Analogue: Was the creative connection right there again, too? Beyond the brotherhood?

Matthew: Absolutely. On the previous record, we'd separately written the songs with the concept in mind. The only song on the previous record we'd written together was "Cars and History," I think. The insistence, and we both agreed it was important, this time was not to contribute to each other's instinct in an ethereal way but to get into a room and see what the songs were organically together.

Again, these are profound experiences that as humans that are creative, we get to have. Anything you say is not to kind of impose some import beyond what it is to experience that when you're sitting with somebody and a song goes from something that you would do that you know quite well to something that surprises you and has a certain ignition about it. Humans are at their best when collaborating. I really believe that. I guess painters are kind of singular, but everything else is collaborating with the environment or others.

Analogue: I want to go back real fast. When you first released the self-titled, what did you think was actually going to happen with that?

Matthew: [Laughs] We thought it was beautiful. And it was honest. We wanted it to inhabit people's lives—as many people as it could, with no notions of success or failure. There's a romantic notion that something that is beautiful makes life more beautiful, and that's always the engine.

Analogue: That's certainly what has driven you over the years.

Matthew: It is. Those kinds of romantic notions have to have a kind of amnesia because the world often has different plans. But the hope was that it would imbue some beauty into people's lives and that would be meaningful. And that was the goal with this, too.

Analogue: Does Neilson share that same romantic amnesia?

Matthew: Absolutely. Neilson is now a cross-creative, if that's what you call it, in that he does photography and film and music and production and his own records. It's the act of creativity that should be the reason that we do it. This is something Neilson and I talk a lot about in that it's the only reason to do it, the sensation of doing that.

Analogue: Was it real clear to you as you got back together how Neilson's other experiences or disciplines had helped him grow or change as a songwriter?

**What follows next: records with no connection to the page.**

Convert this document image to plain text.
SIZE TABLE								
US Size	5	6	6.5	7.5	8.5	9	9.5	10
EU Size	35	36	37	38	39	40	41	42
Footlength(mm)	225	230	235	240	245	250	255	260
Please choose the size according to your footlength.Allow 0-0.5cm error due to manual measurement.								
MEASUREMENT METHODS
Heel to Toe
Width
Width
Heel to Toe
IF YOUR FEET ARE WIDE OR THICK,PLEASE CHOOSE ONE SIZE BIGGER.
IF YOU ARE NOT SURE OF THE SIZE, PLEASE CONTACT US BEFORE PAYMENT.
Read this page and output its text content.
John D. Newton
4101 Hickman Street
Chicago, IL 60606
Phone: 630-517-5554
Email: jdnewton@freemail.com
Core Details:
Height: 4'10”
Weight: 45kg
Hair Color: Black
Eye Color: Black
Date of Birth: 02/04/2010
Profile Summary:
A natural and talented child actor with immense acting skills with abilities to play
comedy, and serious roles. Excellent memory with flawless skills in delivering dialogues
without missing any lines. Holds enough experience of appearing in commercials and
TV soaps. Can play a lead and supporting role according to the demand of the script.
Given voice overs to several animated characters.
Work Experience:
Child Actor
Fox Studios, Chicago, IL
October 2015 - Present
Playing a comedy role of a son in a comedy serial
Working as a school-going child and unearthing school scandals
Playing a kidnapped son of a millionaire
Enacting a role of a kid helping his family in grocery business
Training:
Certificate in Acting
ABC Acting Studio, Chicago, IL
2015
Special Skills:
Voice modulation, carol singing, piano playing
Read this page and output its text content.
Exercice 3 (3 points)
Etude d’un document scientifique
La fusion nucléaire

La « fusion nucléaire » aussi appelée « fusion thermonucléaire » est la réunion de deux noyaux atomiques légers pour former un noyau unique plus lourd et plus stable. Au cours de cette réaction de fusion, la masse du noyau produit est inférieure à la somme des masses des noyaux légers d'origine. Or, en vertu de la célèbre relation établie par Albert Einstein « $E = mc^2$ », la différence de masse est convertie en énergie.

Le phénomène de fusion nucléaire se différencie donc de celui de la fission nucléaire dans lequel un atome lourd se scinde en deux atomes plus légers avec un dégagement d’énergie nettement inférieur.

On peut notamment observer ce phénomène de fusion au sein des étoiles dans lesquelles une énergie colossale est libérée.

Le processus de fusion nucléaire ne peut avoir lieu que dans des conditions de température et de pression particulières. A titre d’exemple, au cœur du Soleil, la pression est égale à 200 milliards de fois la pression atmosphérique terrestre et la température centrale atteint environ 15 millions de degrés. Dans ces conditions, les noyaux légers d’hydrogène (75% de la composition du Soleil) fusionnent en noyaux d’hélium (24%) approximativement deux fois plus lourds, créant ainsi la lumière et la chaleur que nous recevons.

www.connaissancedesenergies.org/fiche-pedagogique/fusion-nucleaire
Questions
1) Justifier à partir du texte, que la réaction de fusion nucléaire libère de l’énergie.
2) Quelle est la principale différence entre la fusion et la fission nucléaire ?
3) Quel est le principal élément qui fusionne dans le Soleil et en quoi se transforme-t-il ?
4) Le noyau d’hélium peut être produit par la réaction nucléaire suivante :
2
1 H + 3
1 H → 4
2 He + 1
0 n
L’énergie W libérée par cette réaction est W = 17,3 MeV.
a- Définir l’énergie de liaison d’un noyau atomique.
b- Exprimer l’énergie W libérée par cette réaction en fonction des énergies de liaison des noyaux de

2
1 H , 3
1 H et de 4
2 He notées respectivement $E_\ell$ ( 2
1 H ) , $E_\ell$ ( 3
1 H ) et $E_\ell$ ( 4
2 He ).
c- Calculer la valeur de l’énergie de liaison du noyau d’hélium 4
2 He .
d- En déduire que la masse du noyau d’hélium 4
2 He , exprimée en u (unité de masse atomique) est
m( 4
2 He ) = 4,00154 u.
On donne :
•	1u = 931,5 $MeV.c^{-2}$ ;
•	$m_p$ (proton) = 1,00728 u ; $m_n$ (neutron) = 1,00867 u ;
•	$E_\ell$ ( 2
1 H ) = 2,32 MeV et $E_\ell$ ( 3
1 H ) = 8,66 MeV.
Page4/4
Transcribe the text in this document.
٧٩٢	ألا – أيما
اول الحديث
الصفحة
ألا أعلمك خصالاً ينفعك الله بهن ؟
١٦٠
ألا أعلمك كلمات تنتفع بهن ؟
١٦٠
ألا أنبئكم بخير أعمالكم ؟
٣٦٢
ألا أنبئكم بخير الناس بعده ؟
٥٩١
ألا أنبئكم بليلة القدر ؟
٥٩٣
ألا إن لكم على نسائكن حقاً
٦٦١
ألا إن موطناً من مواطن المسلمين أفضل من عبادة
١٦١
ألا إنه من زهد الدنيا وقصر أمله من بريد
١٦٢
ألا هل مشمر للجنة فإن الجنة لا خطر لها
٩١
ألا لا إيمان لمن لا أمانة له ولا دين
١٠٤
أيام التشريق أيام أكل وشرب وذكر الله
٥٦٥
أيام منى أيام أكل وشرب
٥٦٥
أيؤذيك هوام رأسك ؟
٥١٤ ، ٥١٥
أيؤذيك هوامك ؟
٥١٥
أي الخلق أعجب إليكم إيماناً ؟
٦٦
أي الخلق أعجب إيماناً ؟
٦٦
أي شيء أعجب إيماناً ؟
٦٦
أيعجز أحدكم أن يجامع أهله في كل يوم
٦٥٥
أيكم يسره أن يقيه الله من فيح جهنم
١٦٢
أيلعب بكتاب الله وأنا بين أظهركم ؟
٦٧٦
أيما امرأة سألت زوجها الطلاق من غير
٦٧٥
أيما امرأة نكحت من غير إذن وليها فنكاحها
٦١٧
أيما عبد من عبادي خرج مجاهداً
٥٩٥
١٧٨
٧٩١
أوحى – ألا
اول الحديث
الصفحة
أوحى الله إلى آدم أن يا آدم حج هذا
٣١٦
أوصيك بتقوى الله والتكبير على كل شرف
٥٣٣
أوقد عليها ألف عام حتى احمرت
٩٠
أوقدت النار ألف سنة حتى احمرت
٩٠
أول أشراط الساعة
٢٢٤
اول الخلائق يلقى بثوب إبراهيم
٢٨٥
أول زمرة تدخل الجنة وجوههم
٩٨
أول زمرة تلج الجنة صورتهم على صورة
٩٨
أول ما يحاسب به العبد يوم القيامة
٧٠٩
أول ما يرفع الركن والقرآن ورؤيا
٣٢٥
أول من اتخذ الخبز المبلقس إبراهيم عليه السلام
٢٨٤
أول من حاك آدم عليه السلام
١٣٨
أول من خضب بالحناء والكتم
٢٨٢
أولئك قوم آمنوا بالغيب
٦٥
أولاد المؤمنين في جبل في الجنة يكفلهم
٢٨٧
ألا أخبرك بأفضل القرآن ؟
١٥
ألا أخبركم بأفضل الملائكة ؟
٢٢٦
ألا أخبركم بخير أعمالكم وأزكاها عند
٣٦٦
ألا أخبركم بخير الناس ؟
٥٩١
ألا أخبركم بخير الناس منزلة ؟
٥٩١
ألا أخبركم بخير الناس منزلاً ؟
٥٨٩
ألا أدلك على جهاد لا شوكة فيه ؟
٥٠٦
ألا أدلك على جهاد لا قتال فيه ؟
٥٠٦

Matthew: I think in some ways when you have that kind of intimacy of a deep friendship with somebody, you don't think about those things. But we both felt our experiences of all that's happened in the last 15 years would contribute to something beautiful. You go at these kind of things with a cocky humbleness. First you sit and write something and you're moved by it. You've recorded it on your notes or whatever and you play it back and you can hear what needs to happen. That's what compels you and pulls you forward.

Analogue: What's on the horizon for you after this, Strays or otherwise?

Matthew: We're really in such a strange time. A lot of the rituals that we've known are on pause, and they should be. We have a responsibility to not encourage a bunch of people to get into a room right now. So I have a record of my own written. I have to wait to make a record with a bunch of people in a room, so I'm waiting on that. I've been learning piano in more detail in this time, which I know is a tremendous privilege. But I am grateful for the time because I don't know that I would have sat at the piano if not. So I've written an EP of songs I wrote on the piano I'm about to mix.

To be honest, I want our old lives back with a new commitment to them. But I don't know that I would have ever had the time or patience to ease into my creative life in this way without this horrible thing we're going through. I don't by any means suggest I'm grateful for what we're going through, but I guess I'm relieved with what I've chosen to do with the time made available. So there's the piano EP and then I would assume that Neilson and I will also hunker down in the early part of next year and write some more and see where that leads.